Chi può avere proprietà sulla luna e su Marte?
Di Bibek Debroy| Pubblicato: 31 ottobre 2020 01:16 AM
Qualche mese fa, in mezzo al Covid, i giornali del Bengala occidentale hanno riportato la notizia di un uomo che ha comprato un acro di terra su Marte. Quando ha brandito l’atto di proprietà, i media hanno chiesto se aveva intenzione di trascorrere la sua luna di miele (stava per sposarsi) sul pianeta rosso. Chi compra una bottiglia di Laphroaig ottiene anche un atto di proprietà, con un contratto d’affitto su un metro quadrato di terra a Islay. Ma Islay è terrestre, Marte no.

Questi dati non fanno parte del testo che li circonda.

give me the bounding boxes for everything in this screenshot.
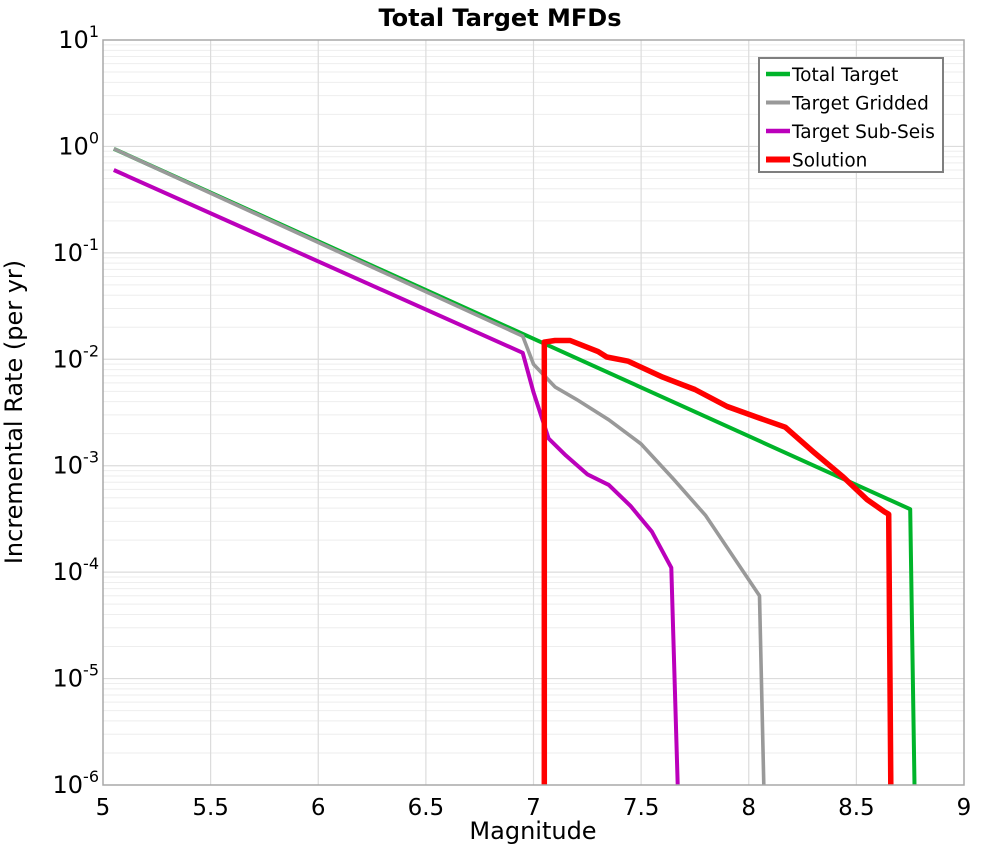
legend-label-target-gridded: Target Gridded bbox=[791, 94, 929, 115]
x-tick-label-9: 9 bbox=[957, 795, 972, 821]
series-layer bbox=[112, 146, 917, 786]
series-line-total-target bbox=[112, 146, 917, 786]
legend-label-total-target: Total Target bbox=[791, 65, 898, 86]
x-tick-label-7.5: 7.5 bbox=[623, 795, 660, 821]
x-tick-label-8: 8 bbox=[741, 795, 756, 821]
series-line-solution bbox=[541, 337, 894, 786]
x-tick-label-8.5: 8.5 bbox=[838, 795, 875, 821]
tick-layer: 5 5.5 6 6.5 7 7.5 8 8.5 9 101 100 10-1 10-2 10-3 10-4 1… bbox=[53, 22, 972, 821]
legend: Total Target Target Gridded Target Sub-Sei… bbox=[758, 57, 944, 173]
y-tick-label-1e1: 101 bbox=[58, 22, 99, 54]
y-tick-label-1e0: 100 bbox=[58, 128, 99, 160]
border-layer bbox=[102, 39, 965, 786]
x-tick-label-6: 6 bbox=[311, 795, 326, 821]
x-tick-label-5: 5 bbox=[96, 795, 111, 821]
x-tick-label-7: 7 bbox=[526, 795, 541, 821]
y-tick-label-1e-5: 10-5 bbox=[53, 661, 100, 693]
series-line-target-gridded bbox=[113, 147, 766, 786]
y-tick-label-1e-1: 10-1 bbox=[53, 235, 100, 267]
x-tick-label-5.5: 5.5 bbox=[192, 795, 229, 821]
legend-box bbox=[758, 57, 944, 173]
plot-border bbox=[102, 39, 965, 786]
legend-label-target-sub-seis: Target Sub-Seis bbox=[791, 122, 935, 143]
chart-title: Total Target MFDs bbox=[379, 4, 622, 32]
legend-label-solution: Solution bbox=[792, 151, 867, 172]
x-axis-title: Magnitude bbox=[469, 817, 596, 845]
y-tick-label-1e-4: 10-4 bbox=[53, 554, 100, 586]
y-tick-label-1e-3: 10-3 bbox=[53, 448, 100, 480]
y-tick-label-1e-2: 10-2 bbox=[53, 341, 100, 373]
y-tick-label-1e-6: 10-6 bbox=[53, 767, 100, 799]
series-line-target-sub-seis bbox=[112, 168, 680, 786]
y-axis-title: Incremental Rate (per yr) bbox=[0, 260, 28, 564]
x-tick-label-6.5: 6.5 bbox=[408, 795, 445, 821]
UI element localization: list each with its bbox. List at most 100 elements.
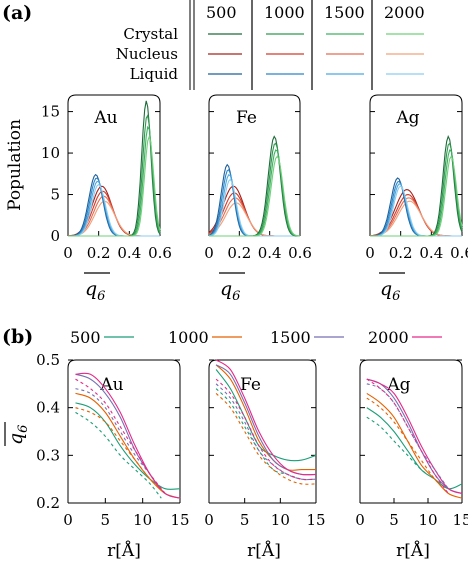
y-tick-label: 0.3 xyxy=(36,446,60,464)
series-line-500-dashed xyxy=(366,416,429,475)
panel-title: Au xyxy=(99,375,123,395)
panel-a-fe: 0 0.2 0.4 0.6 Fe xyxy=(204,94,312,262)
x-tick-label: 0.2 xyxy=(389,244,413,262)
xlabel-a-au: q6 xyxy=(84,272,110,304)
panel-a-au-frame xyxy=(67,94,161,236)
x-tick-label: 0 xyxy=(204,511,214,529)
x-tick-label: 0 xyxy=(63,511,73,529)
ylabel-a: Population xyxy=(5,119,25,211)
x-tick-label: 5 xyxy=(389,511,399,529)
series-line-2000-dashed xyxy=(366,378,449,494)
panel-a-ag: 0 0.2 0.4 0.6 Ag xyxy=(365,94,468,262)
x-tick-label: 5 xyxy=(240,511,250,529)
x-tick-label: 0 xyxy=(63,244,73,262)
svg-text:q6: q6 xyxy=(5,425,31,445)
series-line-1000 xyxy=(366,392,463,499)
x-tick-label: 0.4 xyxy=(419,244,443,262)
series-line-500 xyxy=(366,407,463,490)
series-line-2000 xyxy=(75,372,181,499)
x-tick-label: 5 xyxy=(101,511,111,529)
legend-a: Crystal Nucleus Liquid 500 1000 1500 2000 xyxy=(116,0,425,90)
legend-b-label-2000: 2000 xyxy=(368,328,409,347)
series-crystal-2000 xyxy=(209,155,301,237)
panel-a-ag-frame xyxy=(369,94,463,236)
plots: 00.20.40.6051015Au00.20.40.6Fe00.20.40.6… xyxy=(36,94,468,529)
xlabel-b-fe: r[Å] xyxy=(247,540,281,561)
series-crystal-2000 xyxy=(370,155,463,237)
legend-a-row-liquid: Liquid xyxy=(130,65,179,83)
series-crystal-500 xyxy=(370,134,463,237)
svg-text:q6: q6 xyxy=(380,278,400,304)
series-line-1000 xyxy=(215,364,316,471)
x-tick-label: 0.4 xyxy=(258,244,282,262)
xlabel-a-ag: q6 xyxy=(379,272,405,304)
panel-label-a: (a) xyxy=(2,2,32,24)
series-liquid-500 xyxy=(68,173,160,237)
y-tick-label: 10 xyxy=(41,144,60,162)
series-line-500-dashed xyxy=(215,388,317,481)
panel-b-au: 0 5 10 15 0.2 0.3 0.4 0.5 Au xyxy=(36,351,189,529)
series-crystal-2000 xyxy=(68,134,161,237)
series-line-1500 xyxy=(75,373,181,499)
y-tick-label: 0 xyxy=(50,227,60,245)
panel-b-ag: 0 5 10 15 Ag xyxy=(355,359,468,529)
y-tick-label: 0.2 xyxy=(36,494,60,512)
svg-text:q6: q6 xyxy=(220,278,240,304)
series-crystal-1500 xyxy=(370,149,463,237)
legend-b-label-500: 500 xyxy=(70,328,101,347)
panel-b-fe-frame xyxy=(208,359,317,503)
series-line-500 xyxy=(75,402,181,490)
panel-b-fe: 0 5 10 15 Fe xyxy=(204,359,326,529)
series-line-1000 xyxy=(75,392,181,499)
series-line-2000-dashed xyxy=(75,378,166,494)
x-tick-label: 15 xyxy=(170,511,189,529)
x-tick-label: 0 xyxy=(355,511,365,529)
series-line-500 xyxy=(215,369,317,462)
series-line-2000 xyxy=(215,359,317,476)
legend-a-col-1000: 1000 xyxy=(264,3,305,22)
xlabel-a-fe: q6 xyxy=(219,272,245,304)
y-tick-label: 15 xyxy=(41,103,60,121)
svg-text:q6: q6 xyxy=(85,278,105,304)
x-tick-label: 0.6 xyxy=(450,244,468,262)
series-liquid-2000 xyxy=(68,183,160,237)
panel-title: Ag xyxy=(386,375,410,395)
series-line-1000-dashed xyxy=(215,393,317,485)
panel-title: Fe xyxy=(236,108,257,128)
panel-title: Au xyxy=(93,108,117,128)
x-tick-label: 0.4 xyxy=(117,244,141,262)
series-line-1500-dashed xyxy=(215,383,317,481)
series-crystal-1500 xyxy=(68,125,161,237)
series-line-500-dashed xyxy=(75,411,162,499)
xlabel-b-ag: r[Å] xyxy=(396,540,430,561)
x-tick-label: 15 xyxy=(306,511,325,529)
series-line-1500-dashed xyxy=(366,383,449,490)
panel-a-fe-frame xyxy=(208,94,301,236)
x-tick-label: 15 xyxy=(452,511,468,529)
x-tick-label: 0 xyxy=(204,244,214,262)
x-tick-label: 10 xyxy=(133,511,152,529)
panel-b-ag-frame xyxy=(359,359,463,503)
x-tick-label: 0.2 xyxy=(227,244,251,262)
legend-b-label-1000: 1000 xyxy=(168,328,209,347)
legend-a-col-500: 500 xyxy=(206,3,237,22)
series-line-2000-dashed xyxy=(215,378,317,481)
x-tick-label: 10 xyxy=(418,511,437,529)
panel-title: Fe xyxy=(240,375,261,395)
legend-a-col-1500: 1500 xyxy=(324,3,365,22)
series-line-1000-dashed xyxy=(366,397,449,494)
legend-b-label-1500: 1500 xyxy=(270,328,311,347)
legend-b: 500 1000 1500 2000 xyxy=(70,328,442,347)
series-line-1000-dashed xyxy=(75,407,166,494)
x-tick-label: 0.6 xyxy=(148,244,172,262)
legend-a-col-2000: 2000 xyxy=(384,3,425,22)
legend-a-row-crystal: Crystal xyxy=(123,25,178,43)
panel-b-au-frame xyxy=(67,359,181,503)
panel-a-au: 0 0.2 0.4 0.6 0 5 10 15 Au xyxy=(41,94,172,262)
x-tick-label: 0.2 xyxy=(87,244,111,262)
legend-a-row-nucleus: Nucleus xyxy=(116,45,178,63)
series-line-1500 xyxy=(366,378,463,495)
series-liquid-2000 xyxy=(370,185,462,237)
ylabel-b: q6 xyxy=(4,422,31,446)
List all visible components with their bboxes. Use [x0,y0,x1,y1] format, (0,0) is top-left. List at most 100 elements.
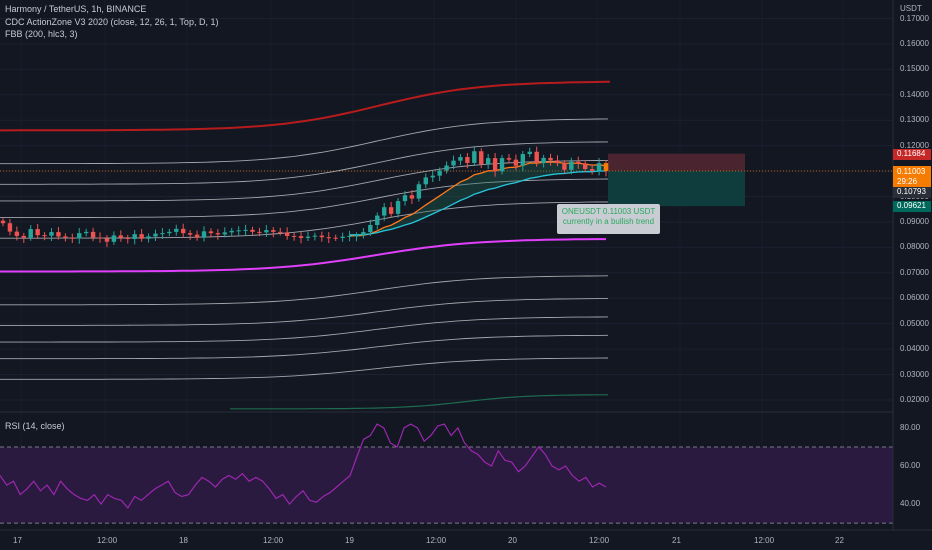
candle [236,226,241,236]
candle-body [333,237,338,239]
candle [319,231,325,242]
lower-fib-band [0,316,609,343]
candle-body [181,228,186,234]
candle-body [90,231,96,238]
candle-body [444,165,449,171]
candle-body [472,151,477,163]
candle-body [402,195,408,202]
rsi-layer [0,423,893,524]
candle-body [271,230,276,232]
y-tick-label: 0.04000 [900,344,929,354]
candle [7,219,13,236]
candle [284,227,290,240]
candle [451,155,456,170]
upper-fib-band [0,159,609,202]
candle-body [520,154,526,166]
candle [0,217,6,227]
candle [589,164,595,175]
candle-body [146,236,151,239]
y-tick-label: 0.02000 [900,394,929,404]
candle [534,146,539,167]
candle-body [541,157,546,163]
y-tick-label: 0.08000 [900,242,929,252]
candle [215,229,221,240]
candle [291,232,297,241]
candle-body [388,207,394,214]
candle-body [160,233,165,235]
x-tick-label: 12:00 [97,536,118,545]
rsi-tick-label: 80.00 [900,422,921,432]
y-tick-label: 0.12000 [900,140,929,150]
candle [201,226,207,242]
candle [527,147,532,158]
y-tick-label: 0.05000 [900,318,929,328]
candle-body [555,160,560,164]
bands-layer [0,80,611,410]
candle-body [284,232,290,236]
candle [506,154,512,164]
candle [222,227,227,238]
candle-body [291,235,297,237]
fbb-indicator-label[interactable]: FBB (200, hlc3, 3) [5,29,78,39]
candle-body [83,231,89,234]
candle-body [479,151,484,165]
candle [174,224,179,236]
candle-body [409,195,415,199]
candle-body [583,163,588,170]
candle [583,160,588,173]
candle [278,227,283,236]
tooltip-trend-line: currently in a bullish trend [562,217,655,226]
candle-body [77,233,82,239]
candle-body [312,235,318,237]
candle [49,228,54,242]
rsi-band-fill [0,446,893,524]
candle-body [56,232,61,237]
candle [160,228,165,239]
candle-body [174,228,179,232]
cdc-indicator-label[interactable]: CDC ActionZone V3 2020 (close, 12, 26, 1… [5,17,219,27]
candle-body [596,163,602,171]
candle-body [167,231,172,234]
upper-fib-band [0,178,609,219]
candle-body [492,158,498,172]
candle [111,231,117,245]
candle [444,161,449,174]
candle-body [0,220,6,224]
candle [305,231,311,242]
candle [499,155,505,175]
x-tick-label: 12:00 [263,536,284,545]
candle-body [305,236,311,238]
basis-line [0,238,606,273]
candle-body [576,161,581,164]
candle-body [340,236,345,238]
candle [541,154,546,168]
candle-body [208,231,214,234]
candle [395,198,401,218]
price-tag-gray: 0.10793 [893,187,931,198]
candle [430,170,435,183]
cdc-slow-line [349,170,606,236]
candle-body [423,177,428,185]
x-tick-label: 21 [672,536,681,545]
candle [63,233,68,242]
candle [555,155,560,167]
x-tick-label: 22 [835,536,844,545]
candle-body [215,233,221,235]
candle [520,150,526,172]
x-tick-label: 12:00 [754,536,775,545]
candle [14,226,20,241]
symbol-title[interactable]: Harmony / TetherUS, 1h, BINANCE [5,4,147,14]
x-tick-label: 17 [13,536,22,545]
candle [97,232,103,243]
x-tick-label: 18 [179,536,188,545]
candle [333,234,338,242]
candle-body [513,159,519,166]
candle [347,230,352,242]
candle-body [382,207,387,216]
candle [132,230,137,245]
candle [153,229,158,242]
rsi-indicator-label[interactable]: RSI (14, close) [5,421,65,431]
candle-body [361,232,366,236]
candle [208,228,214,238]
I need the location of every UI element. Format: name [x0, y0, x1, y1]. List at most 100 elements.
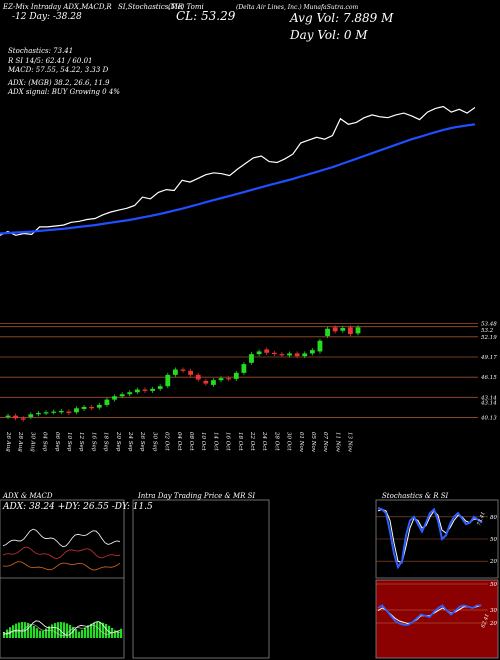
panel-stoch-title: Stochastics & R SI [382, 492, 449, 500]
price-axis-label: 52.19 [481, 335, 497, 341]
price-axis-label: 40.13 [480, 415, 497, 421]
date-label: 11 Nov [334, 432, 340, 453]
macd-bar [72, 626, 75, 638]
candle [172, 369, 178, 375]
macd-bar [54, 623, 57, 638]
header-day-vol: Day Vol: 0 M [290, 28, 368, 42]
rsi-value-label: 62.41 [480, 613, 491, 629]
candle [325, 328, 330, 337]
candle [28, 414, 34, 417]
candle [249, 354, 254, 363]
header-avg-vol: Avg Vol: 7.889 M [290, 11, 394, 25]
stat-stochastics: Stochastics: 73.41 [8, 47, 74, 55]
date-label: 16 Sep [90, 432, 96, 452]
candle [43, 412, 49, 414]
stoch-d-line [377, 508, 483, 564]
macd-bar [60, 622, 63, 638]
macd-bar [27, 622, 30, 638]
macd-bar [33, 626, 36, 638]
price-axis-label: 49.17 [480, 355, 497, 361]
header-cl: CL: 53.29 [176, 9, 236, 23]
candle [127, 392, 133, 395]
date-label: 20 Sep [115, 431, 121, 452]
sma-line [0, 123, 476, 235]
candle [150, 388, 155, 391]
panel-intraday-title: Intra Day Trading Price & MR SI [138, 492, 256, 500]
date-label: 14 Oct [212, 432, 218, 451]
candle [134, 389, 140, 393]
price-axis-label: 53.48 [481, 321, 497, 327]
panel-adx-macd-title: ADX & MACD [3, 492, 53, 500]
candle [302, 353, 308, 357]
candle [271, 352, 277, 355]
candle [218, 378, 224, 381]
stoch-axis-label: 80 [490, 515, 497, 521]
date-label: 10 Sep [66, 432, 72, 452]
rsi-line [377, 604, 482, 626]
candle [294, 353, 300, 357]
price-axis-label: 53.2 [481, 328, 494, 334]
header-left-top: EZ-Mix Intraday ADX,MACD,R [3, 3, 112, 11]
adx-readout: ADX: 38.24 +DY: 26.55 -DY: 11.5 [3, 502, 153, 512]
candle [13, 415, 19, 419]
macd-bar [39, 630, 42, 638]
candle [104, 399, 110, 405]
stat-macd: MACD: 57.55, 54.22, 3.33 D [8, 66, 109, 74]
header-title: (Delta Air Lines, Inc.) MunafaSutra.com [236, 4, 359, 11]
candle [66, 411, 72, 413]
macd-bar [75, 629, 78, 638]
candle [317, 340, 323, 352]
candle [112, 396, 117, 400]
date-label: 08 Oct [188, 432, 194, 451]
date-label: 26 Sep [139, 431, 145, 452]
macd-bar [57, 622, 60, 638]
rsi-axis-label: 50 [490, 582, 497, 588]
candle [226, 378, 232, 380]
date-label: 30 Aug [29, 432, 35, 452]
candle [211, 380, 216, 385]
macd-bar [30, 624, 33, 638]
candle [119, 394, 125, 397]
intraday-panel [132, 499, 270, 659]
candle [180, 369, 186, 371]
macd-bar [69, 624, 72, 638]
macd-bar [3, 632, 6, 638]
candle [347, 327, 353, 335]
candle [279, 354, 285, 356]
candle [195, 374, 201, 380]
macd-bar [81, 629, 84, 638]
candle [142, 389, 148, 391]
date-label: 28 Oct [273, 431, 279, 451]
candle [332, 327, 338, 332]
header-left-sub: SI,Stochastics,MR [118, 3, 184, 11]
macd-bar [84, 627, 87, 638]
macd-bar [42, 630, 45, 638]
candle [233, 372, 239, 379]
macd-bar [87, 625, 90, 638]
macd-bar [51, 624, 54, 638]
macd-bar [63, 622, 66, 638]
macd-bar [117, 631, 120, 638]
macd-bar [48, 626, 51, 638]
date-label: 02 Oct [164, 432, 170, 451]
date-label: 13 Nov [347, 432, 353, 453]
candle [58, 410, 64, 413]
candle [165, 374, 171, 387]
candle [36, 412, 41, 415]
adx-line-orange [2, 561, 121, 571]
macd-bar [15, 623, 18, 638]
stoch-axis-label: 20 [489, 559, 497, 565]
date-label: 30 Oct [286, 432, 292, 451]
candle [74, 408, 79, 413]
date-label: 04 Sep [42, 432, 48, 452]
price-axis-label: 43.14 [480, 400, 497, 406]
header-symbol: (Tlc) Tomi [168, 3, 204, 11]
date-label: 16 Oct [225, 432, 231, 451]
price-line [0, 105, 476, 236]
candle [20, 418, 26, 420]
header-pct: -12 Day: -38.28 [12, 12, 82, 22]
stat-adx-signal: ADX signal: BUY Growing 0 4% [8, 88, 120, 96]
date-label: 18 Oct [237, 432, 243, 451]
date-label: 12 Sep [78, 432, 84, 452]
stoch-value-label: 73.41 [476, 511, 487, 527]
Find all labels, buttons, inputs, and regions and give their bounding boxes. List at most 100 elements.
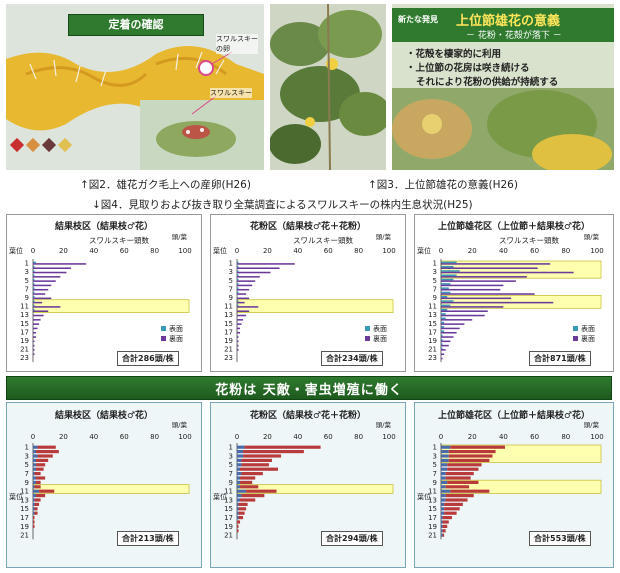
bar-back	[441, 357, 443, 360]
x-tick-label: 0	[235, 433, 239, 441]
photo3-subtitle: － 花粉・花殻が落下 －	[466, 31, 562, 41]
y-tick-label: 5	[25, 277, 29, 285]
bar-adult	[237, 485, 241, 489]
bar-adult	[237, 472, 242, 476]
label-mite-egg: スワルスキー の卵	[216, 34, 258, 54]
bar-adult	[33, 450, 37, 454]
bar-back	[441, 276, 527, 278]
bar-larva	[240, 480, 253, 484]
bar-back	[237, 284, 253, 287]
bar-larva	[237, 524, 239, 528]
x-axis-label: スワルスキー頭数	[293, 235, 353, 245]
bar-adult	[237, 480, 241, 484]
bar-front	[441, 304, 451, 307]
bar-back	[33, 331, 37, 334]
y-tick-label: 21	[20, 346, 29, 354]
photo-egg-on-calyx: 定着の確認 スワルスキー の卵 スワルスキー	[6, 4, 264, 170]
bar-back	[237, 323, 242, 325]
bar-adult	[237, 476, 241, 480]
chart-title: 花粉区（結果枝♂花＋花粉）	[249, 411, 367, 421]
caption-fig2: ↑図2．雄花ガク毛上への産卵(H26)	[80, 179, 251, 191]
bar-front	[441, 287, 449, 289]
bar-front	[441, 283, 451, 285]
bar-back	[441, 319, 473, 321]
y-tick-label: 1	[433, 260, 437, 268]
total-label: 合計234頭/株	[321, 351, 383, 366]
photo3-title: 上位節雄花の意義	[456, 14, 561, 29]
bar-front	[441, 326, 445, 328]
bar-front	[237, 278, 239, 281]
bar-back	[33, 297, 52, 300]
bar-adult	[33, 463, 37, 467]
y-tick-label: 5	[433, 461, 437, 469]
bar-adult	[237, 502, 239, 506]
bar-adult	[441, 533, 443, 537]
label-mite: スワルスキー	[210, 88, 252, 98]
bar-larva	[237, 520, 241, 524]
total-label: 合計213頭/株	[117, 531, 179, 546]
bar-back	[441, 314, 485, 317]
x-tick-label: 40	[499, 247, 508, 255]
y-tick-label: 5	[25, 461, 29, 469]
bar-front	[441, 321, 445, 324]
bar-front	[441, 296, 448, 298]
bar-front	[441, 334, 443, 337]
chart-mite-fruit-branch: 0 20 40 60 80 100頭/葉スワルスキー頭数葉位135791113151719…	[9, 232, 192, 362]
x-tick-label: 60	[324, 433, 333, 441]
bar-front	[237, 287, 239, 289]
bar-front	[441, 317, 446, 320]
bar-larva	[447, 463, 482, 467]
legend-swatch-front	[365, 326, 370, 331]
bar-larva	[243, 454, 282, 458]
bar-adult	[237, 507, 239, 511]
bar-back	[33, 288, 49, 291]
bar-adult	[237, 463, 242, 467]
bar-larva	[240, 476, 256, 480]
bar-adult	[441, 524, 443, 528]
y-tick-label: 11	[20, 488, 29, 496]
bar-larva	[445, 472, 474, 476]
bar-back	[441, 336, 454, 338]
bar-front	[33, 300, 35, 302]
bar-back	[33, 319, 41, 321]
y-tick-label: 7	[25, 470, 29, 478]
bar-front	[441, 343, 443, 345]
bar-back	[33, 301, 43, 304]
y-tick-label: 5	[229, 461, 233, 469]
unit-label: 頭/葉	[172, 232, 188, 241]
bar-front	[441, 265, 454, 268]
bar-front	[441, 308, 448, 311]
bar-back	[237, 301, 245, 304]
x-tick-label: 80	[354, 433, 363, 441]
bar-back	[441, 323, 465, 325]
bar-back	[441, 331, 457, 334]
bar-adult	[441, 467, 448, 471]
x-tick-label: 40	[293, 433, 302, 441]
x-tick-label: 0	[235, 247, 239, 255]
y-tick-label: 9	[25, 294, 29, 302]
unit-label: 頭/葉	[376, 232, 392, 241]
bar-front	[441, 278, 454, 281]
x-tick-label: 100	[178, 433, 191, 441]
unit-label: 頭/葉	[172, 421, 188, 429]
bar-larva	[241, 463, 269, 467]
bar-adult	[237, 498, 241, 502]
legend-swatch-back	[365, 336, 370, 341]
y-tick-label: 3	[433, 268, 437, 276]
bar-larva	[444, 511, 457, 515]
y-tick-label: 15	[20, 505, 29, 513]
bar-adult	[33, 480, 37, 484]
y-axis-label: 葉位	[9, 246, 23, 255]
bar-front	[237, 304, 239, 307]
bar-larva	[34, 502, 40, 506]
unit-label: 頭/葉	[376, 421, 392, 429]
y-axis-label: 葉位	[213, 492, 227, 501]
bar-front	[33, 283, 35, 285]
x-tick-label: 0	[439, 247, 443, 255]
y-tick-label: 7	[229, 470, 233, 478]
y-tick-label: 21	[428, 532, 437, 540]
bar-adult	[33, 476, 37, 480]
bar-back	[237, 293, 247, 295]
bar-adult	[33, 489, 40, 493]
x-axis-label: スワルスキー頭数	[499, 235, 559, 245]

C’è davvero una società (forse ce n’è più di una) che ti vende un acro di terra su Marte con un atto registrato presso l’Associazione Internazionale di Esplorazione Planetaria Umana (IAOHPE). Non ho trovato nulla che suggerisca che questa sia un’organizzazione autentica. Ma se ci sono persone abbastanza credulone da pagare per questo dubbio pacchetto (ci sono tariffe standard, deluxe e premium) e come il conseguente viaggio dell’ego, perché no? Non sembra essere diverso dall’idea di acquistare lauree honoris causa da luoghi di dubbio merito accademico.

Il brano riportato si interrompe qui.